For any work injury resulting in a fatality, the employer must also submit this form directly to the Department of Workforce Development within 24 hours of the fatality.
An employer exempt from the duty to insure under s. 102.28, Wis. Stats., and an insurance carrier administering claims for an insured employer are required to submit this form to the Department of Workforce Development within 14 days of the date of work injury.
MANDATORY INFORMATION
In order to accurately administer claims, each of the following sections of this form must be completed. The First Report of Injury will be returned to the sender if the mandatory information is not provided.
Employee Section: Provide all requested information to identify the injured employee. If an employee has multiple dates of employment, the “Date of Hire” is the date the employee was hired for the job on which he or
she was injured.
Employer Section: Provide all requested information to identify the injured worker’s employer at the time of
injury. Provide the name and Federal Employer Identification Number (FEIN) for the insurance carrier or self- insured employer responsible for the worker’s compensation expenses for this injury. Also identify the third
party claim administrator, if one is used for this claim.
Wage Information Section: Provide the information requested regarding the injured employee’s wage and hours worked for the job being performed at the time of injury.

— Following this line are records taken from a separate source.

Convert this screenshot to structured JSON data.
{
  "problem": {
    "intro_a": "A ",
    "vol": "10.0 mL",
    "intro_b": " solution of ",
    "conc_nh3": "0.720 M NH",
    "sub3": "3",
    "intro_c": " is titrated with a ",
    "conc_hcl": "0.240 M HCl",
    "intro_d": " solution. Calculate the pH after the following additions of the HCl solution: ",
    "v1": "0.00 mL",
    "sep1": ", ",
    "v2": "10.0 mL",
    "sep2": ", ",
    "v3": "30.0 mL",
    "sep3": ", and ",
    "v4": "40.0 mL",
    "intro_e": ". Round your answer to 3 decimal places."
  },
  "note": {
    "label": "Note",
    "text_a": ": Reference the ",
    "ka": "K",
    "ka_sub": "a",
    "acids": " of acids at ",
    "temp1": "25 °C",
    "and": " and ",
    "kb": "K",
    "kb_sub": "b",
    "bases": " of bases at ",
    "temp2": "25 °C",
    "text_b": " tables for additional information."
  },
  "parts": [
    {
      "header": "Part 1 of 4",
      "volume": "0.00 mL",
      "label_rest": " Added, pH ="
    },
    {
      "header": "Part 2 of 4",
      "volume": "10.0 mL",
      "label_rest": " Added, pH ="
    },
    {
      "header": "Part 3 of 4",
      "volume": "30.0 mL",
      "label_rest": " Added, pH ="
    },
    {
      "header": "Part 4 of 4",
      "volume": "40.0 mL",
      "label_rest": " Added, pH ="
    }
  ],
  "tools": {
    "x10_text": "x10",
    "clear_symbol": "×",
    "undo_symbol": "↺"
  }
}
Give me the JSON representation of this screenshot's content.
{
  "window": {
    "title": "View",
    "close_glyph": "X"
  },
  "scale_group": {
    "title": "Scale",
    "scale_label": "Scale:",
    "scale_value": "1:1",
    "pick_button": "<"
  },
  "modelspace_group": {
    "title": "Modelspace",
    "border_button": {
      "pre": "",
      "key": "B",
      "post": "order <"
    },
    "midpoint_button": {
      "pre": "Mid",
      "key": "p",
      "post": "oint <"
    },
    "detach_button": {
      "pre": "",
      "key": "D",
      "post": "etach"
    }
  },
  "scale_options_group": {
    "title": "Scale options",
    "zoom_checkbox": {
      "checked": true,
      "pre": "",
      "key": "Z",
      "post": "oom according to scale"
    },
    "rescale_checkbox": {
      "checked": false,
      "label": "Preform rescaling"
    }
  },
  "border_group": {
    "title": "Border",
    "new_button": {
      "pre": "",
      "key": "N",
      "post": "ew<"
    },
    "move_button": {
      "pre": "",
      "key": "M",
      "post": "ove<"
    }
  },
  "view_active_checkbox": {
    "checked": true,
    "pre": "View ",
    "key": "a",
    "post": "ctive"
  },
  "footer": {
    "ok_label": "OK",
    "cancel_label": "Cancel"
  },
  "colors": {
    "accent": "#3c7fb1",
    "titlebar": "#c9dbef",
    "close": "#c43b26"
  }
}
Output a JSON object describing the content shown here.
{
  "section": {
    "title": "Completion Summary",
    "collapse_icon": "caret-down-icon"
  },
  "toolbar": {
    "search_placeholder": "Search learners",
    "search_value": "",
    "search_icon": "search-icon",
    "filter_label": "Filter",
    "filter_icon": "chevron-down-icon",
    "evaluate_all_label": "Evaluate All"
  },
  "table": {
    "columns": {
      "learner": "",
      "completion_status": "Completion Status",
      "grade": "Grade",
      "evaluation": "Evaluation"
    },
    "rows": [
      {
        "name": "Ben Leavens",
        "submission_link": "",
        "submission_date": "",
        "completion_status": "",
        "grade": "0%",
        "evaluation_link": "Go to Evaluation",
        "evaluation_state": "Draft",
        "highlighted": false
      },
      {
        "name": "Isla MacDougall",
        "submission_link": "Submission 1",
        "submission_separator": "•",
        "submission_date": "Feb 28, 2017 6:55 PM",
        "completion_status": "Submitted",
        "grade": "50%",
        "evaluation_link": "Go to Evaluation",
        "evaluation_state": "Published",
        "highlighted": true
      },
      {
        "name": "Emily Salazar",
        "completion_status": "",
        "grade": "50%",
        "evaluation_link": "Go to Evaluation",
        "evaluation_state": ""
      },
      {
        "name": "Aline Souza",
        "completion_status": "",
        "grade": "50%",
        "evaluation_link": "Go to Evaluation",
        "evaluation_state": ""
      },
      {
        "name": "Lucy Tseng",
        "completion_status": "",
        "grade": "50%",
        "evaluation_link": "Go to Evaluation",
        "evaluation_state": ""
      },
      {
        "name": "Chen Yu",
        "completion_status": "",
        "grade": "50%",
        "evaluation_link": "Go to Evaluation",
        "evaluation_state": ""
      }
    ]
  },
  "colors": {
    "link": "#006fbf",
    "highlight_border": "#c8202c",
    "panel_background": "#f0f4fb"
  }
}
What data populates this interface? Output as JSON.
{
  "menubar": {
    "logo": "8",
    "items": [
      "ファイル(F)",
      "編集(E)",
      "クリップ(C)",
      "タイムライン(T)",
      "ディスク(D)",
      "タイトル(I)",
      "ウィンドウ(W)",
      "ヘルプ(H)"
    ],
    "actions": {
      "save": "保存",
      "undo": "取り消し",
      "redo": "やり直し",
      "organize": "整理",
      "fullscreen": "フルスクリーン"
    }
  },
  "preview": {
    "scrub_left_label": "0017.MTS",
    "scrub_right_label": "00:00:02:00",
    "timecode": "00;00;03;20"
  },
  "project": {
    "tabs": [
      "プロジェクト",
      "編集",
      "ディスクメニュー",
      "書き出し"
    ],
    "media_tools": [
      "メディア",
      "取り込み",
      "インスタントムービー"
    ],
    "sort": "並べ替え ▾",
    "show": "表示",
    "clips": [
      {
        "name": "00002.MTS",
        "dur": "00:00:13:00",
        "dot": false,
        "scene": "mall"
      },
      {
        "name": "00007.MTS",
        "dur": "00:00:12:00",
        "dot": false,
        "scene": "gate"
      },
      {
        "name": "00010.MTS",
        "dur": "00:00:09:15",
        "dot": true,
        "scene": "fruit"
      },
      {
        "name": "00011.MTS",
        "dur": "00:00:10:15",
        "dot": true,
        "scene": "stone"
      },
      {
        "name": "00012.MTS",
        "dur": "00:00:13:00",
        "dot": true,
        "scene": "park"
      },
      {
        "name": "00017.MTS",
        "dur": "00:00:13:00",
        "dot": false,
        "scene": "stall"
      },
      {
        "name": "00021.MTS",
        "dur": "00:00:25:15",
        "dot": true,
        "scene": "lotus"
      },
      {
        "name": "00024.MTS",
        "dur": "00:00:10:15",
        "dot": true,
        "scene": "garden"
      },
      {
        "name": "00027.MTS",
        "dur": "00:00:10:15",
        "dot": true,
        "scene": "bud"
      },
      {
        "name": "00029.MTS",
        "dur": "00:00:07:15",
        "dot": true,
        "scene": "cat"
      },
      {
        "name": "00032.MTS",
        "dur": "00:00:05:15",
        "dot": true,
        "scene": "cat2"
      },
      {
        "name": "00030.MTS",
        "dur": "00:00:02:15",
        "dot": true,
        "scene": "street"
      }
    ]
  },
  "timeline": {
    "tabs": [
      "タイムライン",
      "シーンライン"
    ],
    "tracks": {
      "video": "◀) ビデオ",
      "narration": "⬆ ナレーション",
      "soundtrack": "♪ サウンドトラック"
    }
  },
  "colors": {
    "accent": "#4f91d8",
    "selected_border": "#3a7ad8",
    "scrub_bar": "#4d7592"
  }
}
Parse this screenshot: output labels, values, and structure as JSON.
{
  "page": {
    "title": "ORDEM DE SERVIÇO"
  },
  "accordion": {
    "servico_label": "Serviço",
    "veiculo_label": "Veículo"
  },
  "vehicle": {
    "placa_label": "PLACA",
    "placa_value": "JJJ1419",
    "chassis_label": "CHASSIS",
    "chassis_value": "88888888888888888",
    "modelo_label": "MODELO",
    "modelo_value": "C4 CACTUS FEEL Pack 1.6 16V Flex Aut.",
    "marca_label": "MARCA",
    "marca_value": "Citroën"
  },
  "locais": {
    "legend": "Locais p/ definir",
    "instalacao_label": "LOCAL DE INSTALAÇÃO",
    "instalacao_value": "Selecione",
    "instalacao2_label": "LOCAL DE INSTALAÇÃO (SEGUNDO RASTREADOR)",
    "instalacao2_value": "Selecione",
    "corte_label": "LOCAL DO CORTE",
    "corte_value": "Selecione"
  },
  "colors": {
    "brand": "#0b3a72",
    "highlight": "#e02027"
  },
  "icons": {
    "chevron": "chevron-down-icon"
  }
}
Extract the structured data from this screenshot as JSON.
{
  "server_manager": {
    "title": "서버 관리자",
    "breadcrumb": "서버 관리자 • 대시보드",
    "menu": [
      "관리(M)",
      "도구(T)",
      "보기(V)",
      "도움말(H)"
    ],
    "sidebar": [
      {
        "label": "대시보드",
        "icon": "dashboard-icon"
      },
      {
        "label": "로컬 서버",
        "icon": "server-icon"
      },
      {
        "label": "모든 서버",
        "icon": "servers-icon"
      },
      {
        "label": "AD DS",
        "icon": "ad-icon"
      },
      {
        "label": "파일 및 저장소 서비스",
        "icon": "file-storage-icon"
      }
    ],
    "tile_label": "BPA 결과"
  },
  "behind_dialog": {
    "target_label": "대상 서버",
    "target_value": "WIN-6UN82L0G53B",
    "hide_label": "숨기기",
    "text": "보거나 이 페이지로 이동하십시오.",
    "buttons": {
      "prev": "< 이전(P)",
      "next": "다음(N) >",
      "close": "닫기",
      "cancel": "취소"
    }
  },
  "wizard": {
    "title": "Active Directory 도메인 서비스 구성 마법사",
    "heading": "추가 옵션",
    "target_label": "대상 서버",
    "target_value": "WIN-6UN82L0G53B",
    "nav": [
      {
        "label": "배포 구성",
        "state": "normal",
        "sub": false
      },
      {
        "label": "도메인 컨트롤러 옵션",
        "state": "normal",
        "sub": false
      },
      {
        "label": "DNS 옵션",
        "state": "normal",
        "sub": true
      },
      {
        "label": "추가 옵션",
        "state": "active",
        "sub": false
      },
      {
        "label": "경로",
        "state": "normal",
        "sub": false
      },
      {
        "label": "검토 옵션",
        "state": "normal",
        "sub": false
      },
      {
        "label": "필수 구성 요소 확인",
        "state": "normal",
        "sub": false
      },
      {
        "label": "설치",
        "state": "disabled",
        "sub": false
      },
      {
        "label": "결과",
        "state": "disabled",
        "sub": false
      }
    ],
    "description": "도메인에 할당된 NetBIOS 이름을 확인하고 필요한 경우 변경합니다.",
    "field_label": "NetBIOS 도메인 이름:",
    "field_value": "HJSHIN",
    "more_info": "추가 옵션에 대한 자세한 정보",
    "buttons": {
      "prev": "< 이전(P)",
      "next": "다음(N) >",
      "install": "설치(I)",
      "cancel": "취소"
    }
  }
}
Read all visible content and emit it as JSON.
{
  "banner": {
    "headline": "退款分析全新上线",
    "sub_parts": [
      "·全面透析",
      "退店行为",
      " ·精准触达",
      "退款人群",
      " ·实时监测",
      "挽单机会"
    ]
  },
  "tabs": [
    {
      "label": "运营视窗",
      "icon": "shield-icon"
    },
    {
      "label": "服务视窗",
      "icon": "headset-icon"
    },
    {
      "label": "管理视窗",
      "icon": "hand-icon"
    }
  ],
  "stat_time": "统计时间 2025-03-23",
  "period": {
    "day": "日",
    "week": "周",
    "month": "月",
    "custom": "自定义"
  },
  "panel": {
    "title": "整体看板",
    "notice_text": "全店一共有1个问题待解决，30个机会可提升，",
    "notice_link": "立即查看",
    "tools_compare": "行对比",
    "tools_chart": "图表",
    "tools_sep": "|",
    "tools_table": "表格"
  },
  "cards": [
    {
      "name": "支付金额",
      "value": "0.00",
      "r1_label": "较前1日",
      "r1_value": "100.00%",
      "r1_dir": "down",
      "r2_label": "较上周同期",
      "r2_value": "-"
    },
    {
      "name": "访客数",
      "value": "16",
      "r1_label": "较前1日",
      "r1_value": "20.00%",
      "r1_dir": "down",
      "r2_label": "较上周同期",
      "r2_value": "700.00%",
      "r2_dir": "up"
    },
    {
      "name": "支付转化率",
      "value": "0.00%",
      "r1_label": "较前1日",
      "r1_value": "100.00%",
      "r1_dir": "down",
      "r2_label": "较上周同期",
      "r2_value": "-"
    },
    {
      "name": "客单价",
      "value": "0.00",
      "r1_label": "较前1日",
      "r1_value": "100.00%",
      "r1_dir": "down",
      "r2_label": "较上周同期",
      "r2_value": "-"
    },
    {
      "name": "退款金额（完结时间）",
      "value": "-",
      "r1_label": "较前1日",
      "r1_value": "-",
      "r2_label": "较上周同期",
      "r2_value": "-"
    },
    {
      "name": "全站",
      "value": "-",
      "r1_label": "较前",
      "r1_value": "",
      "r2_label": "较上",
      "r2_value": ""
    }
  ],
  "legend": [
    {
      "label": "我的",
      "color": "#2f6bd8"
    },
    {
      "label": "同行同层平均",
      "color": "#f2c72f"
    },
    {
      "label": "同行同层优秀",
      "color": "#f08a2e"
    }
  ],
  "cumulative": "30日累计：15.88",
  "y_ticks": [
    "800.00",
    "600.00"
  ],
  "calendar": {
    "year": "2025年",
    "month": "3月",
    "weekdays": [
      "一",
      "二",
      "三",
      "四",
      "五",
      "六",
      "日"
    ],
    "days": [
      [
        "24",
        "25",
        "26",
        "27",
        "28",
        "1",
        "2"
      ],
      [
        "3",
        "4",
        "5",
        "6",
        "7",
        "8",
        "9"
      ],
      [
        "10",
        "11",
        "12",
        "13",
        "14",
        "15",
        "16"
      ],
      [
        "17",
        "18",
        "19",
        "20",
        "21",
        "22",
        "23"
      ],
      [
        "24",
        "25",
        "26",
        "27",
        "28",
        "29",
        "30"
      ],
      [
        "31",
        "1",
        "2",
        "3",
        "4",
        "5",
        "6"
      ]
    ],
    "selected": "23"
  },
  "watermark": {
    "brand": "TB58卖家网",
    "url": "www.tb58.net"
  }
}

Injury Information Section: Provide information regarding the date and time of injury. Provide a detailed description of the injury, including part of the body injured, the specific nature of the injury (i.e., fracture, strain, concussion, burn, etc.) and the use of any objects or tools (i.e., saw, ladder, vehicle, etc.) that may have caused the injury. Provide the name of the person preparing this report and the telephone number at which they may be reached, if additional information is needed. This form was designed to include information required by OSHA on form 301. If this section is completed and retained, the employer will not have to complete the OSHA 301 form.